Les films sur Napoléon sont légion qui selon le cas et notamment le pays qui produit le film, retracent l’ensemble du parcours du grand homme, s’attardent sur ses conquêtes militaires (défaites ou victoires), sa vie amoureuse ou encore sur son exil à Sainte-Hélène sujet de controverses encore de nos jours. Le film de Sacha Guitry réalisé en 1955 né d’une co-production franco-italienne se voulant ambitieuse figure en très bonne place aux côtés de l’indétrônable « Napoléon » (1927) d’Abel Gance, « Adieu Bonaparte » (Youssef Chahine en 1985), « L’otage de l’Europe » (Jerzy Kawalerowicz en 1989), « Waterloo » (Sergueï Bondartchuck en 1970) ou « Désirée » (Henry Koster en 1954).
Sur trois heures, l’entreprise de Sacha Guitry balaie l’ensemble du parcours du jeune Napoleone Buonapuarte né le 15 août 1769 à Ajaccio et mort à 54 ans, le 5 mai 1821 sur l’île de Sainte-Hélène. Daniel Gélin campe le général Bonaparte et Raymond Pellegrin deviendra l’Empereur Napoléon lors d’une séance chez le coiffeur. Passation entre deux époques et deux parties du film dans le style iconoclaste de Guitry qui voit Daniel Gélin encore Bonaparte souhaiter bonne chance à son collègue qui va devoir aborder la période du déclin et de la chute de l’empire. Sacha Guitry qui avec sa voix traînante si particulière, tout à la fois ironique et un peu hautaine prend bien sûr en charge la narration de la geste napoléonienne, ayant pour l’occasion revêtu une nouvelle fois la perruque de Talleyrand qui apprenant la mort de l’Empereur disserte dans son salon, entouré de courtisans sur les moments forts de la vie du défunt mais aussi sur les soubresauts de sa vie amoureuse et sur les tractations se déroulant en coulisses. Un savoureux mélange où s’entremêlent vérité historique et petits détails romancés à la sauce Guitry. Une manière de mettre en relief par effets de contraste combien Napoléon malgré ses failles dominait son entourage par sa puissance d’analyse, sa capacité de travail, sa rapidité de décision et son sens de l’anticipation.
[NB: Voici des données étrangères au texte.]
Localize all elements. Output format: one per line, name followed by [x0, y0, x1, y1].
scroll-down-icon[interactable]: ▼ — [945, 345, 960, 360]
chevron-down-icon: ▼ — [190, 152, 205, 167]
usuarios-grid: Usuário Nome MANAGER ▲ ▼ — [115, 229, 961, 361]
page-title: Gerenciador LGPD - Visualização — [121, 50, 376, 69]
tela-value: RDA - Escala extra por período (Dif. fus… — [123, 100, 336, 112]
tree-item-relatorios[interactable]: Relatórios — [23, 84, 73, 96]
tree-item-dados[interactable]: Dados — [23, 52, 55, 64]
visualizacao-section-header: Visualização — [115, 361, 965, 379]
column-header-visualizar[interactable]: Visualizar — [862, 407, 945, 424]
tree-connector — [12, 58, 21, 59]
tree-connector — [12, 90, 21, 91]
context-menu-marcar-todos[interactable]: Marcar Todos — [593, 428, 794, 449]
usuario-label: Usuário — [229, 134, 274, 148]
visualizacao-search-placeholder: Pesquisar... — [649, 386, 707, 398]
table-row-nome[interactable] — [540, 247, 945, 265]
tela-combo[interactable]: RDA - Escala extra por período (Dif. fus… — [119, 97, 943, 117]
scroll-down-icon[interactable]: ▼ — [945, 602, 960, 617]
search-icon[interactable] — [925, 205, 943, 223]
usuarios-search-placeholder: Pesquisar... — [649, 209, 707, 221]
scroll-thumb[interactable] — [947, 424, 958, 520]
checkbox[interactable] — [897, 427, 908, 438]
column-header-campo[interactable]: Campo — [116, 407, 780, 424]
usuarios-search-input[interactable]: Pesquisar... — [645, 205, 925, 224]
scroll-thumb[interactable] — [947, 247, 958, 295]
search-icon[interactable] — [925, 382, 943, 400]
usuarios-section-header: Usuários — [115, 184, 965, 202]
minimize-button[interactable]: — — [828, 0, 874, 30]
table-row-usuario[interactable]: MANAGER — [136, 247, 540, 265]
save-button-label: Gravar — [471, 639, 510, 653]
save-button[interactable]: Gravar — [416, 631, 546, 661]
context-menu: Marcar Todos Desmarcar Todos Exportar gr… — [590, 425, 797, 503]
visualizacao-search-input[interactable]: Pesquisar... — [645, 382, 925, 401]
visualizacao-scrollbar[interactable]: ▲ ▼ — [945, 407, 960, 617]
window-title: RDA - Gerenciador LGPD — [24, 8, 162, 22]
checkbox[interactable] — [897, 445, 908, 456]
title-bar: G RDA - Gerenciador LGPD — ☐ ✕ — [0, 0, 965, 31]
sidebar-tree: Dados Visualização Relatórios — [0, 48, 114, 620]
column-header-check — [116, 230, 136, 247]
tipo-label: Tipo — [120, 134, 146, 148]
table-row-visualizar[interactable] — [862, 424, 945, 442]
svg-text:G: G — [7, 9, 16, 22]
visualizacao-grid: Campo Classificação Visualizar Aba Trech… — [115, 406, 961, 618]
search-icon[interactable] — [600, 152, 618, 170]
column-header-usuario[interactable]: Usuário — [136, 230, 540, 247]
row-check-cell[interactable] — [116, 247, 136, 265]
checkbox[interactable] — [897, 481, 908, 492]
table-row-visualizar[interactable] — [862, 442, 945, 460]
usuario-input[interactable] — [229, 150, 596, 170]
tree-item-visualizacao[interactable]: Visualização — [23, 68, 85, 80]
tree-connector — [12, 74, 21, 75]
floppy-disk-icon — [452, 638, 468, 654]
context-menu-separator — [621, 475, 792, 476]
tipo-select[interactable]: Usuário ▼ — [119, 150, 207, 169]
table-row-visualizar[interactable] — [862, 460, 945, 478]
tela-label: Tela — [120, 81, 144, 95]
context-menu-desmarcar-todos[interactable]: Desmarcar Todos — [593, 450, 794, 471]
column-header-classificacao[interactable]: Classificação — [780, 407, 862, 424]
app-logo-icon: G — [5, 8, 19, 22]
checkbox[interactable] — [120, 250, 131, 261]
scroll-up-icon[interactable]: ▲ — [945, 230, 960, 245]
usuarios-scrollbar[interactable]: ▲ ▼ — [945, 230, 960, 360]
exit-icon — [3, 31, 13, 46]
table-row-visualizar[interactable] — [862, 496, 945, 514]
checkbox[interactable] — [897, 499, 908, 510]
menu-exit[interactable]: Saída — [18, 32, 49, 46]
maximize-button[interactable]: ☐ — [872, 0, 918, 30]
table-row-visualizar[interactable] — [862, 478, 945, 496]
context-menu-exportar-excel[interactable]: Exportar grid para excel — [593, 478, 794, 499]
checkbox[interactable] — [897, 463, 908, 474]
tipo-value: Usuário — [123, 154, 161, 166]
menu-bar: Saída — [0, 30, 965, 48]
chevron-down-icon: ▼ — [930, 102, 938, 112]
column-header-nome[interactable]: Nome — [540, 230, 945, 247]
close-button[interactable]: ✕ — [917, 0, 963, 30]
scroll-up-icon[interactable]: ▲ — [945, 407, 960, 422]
La mise en scène de facture classique aligne les images d’Épinal dans l’ordre chronologique pour nourrir le roman national. C’est l’occasion pour Guitry qui n’aime rien tant que diriger une troupe d’avoir à sa disposition tout le gratin du cinéma français venant faire une apparition plus ou moins courte. Dans le domaine le record sera haut la main, obtenu par Jean Gabin qui le temps d’à peine deux minutes mime un Maréchal Lannes mourant sur le champ de bataille (Essling), les deux jambes coupées et ayant encore juste un peu de souffle pour que l’Empereur vienne lui donner l’accolade finale. Petit rôle certes mais qui intègre tout de même la prestigieuse filmographie de Monsieur Gabin qui pour le coup n’aura pas eu trop d’efforts à faire.
Le plus important restant tout de même que Bonaparte puis Napoléon (sans doute la seule fois que le rôle est confié à deux comédiens le temps d’un même film) soient crédibles. On saluera la performance de Daniel Gélin tout-fait convaincant en jeune général tout d’abord un peu gauche et raide puis conquérant et dominateur. Mais c’est Raymond Pellegrin qui prend la lumière prenant place parmi les Napoléon les plus vraisemblables de l’écran aux côtés d’Albert Dieudonné, Marlon Brando, Rod Steiger, Pierre Mondy, Roland Blanche, Christian Clavier et Philippe Torreton. Enfin on ne peut ignorer que le film ne serait rien sans les saillies si drolatiques d’un Sacha Guitry dont on se dit en le voyant et en l’écoutant que décidément la dérision de ce type de personnalité nous manque cruellement.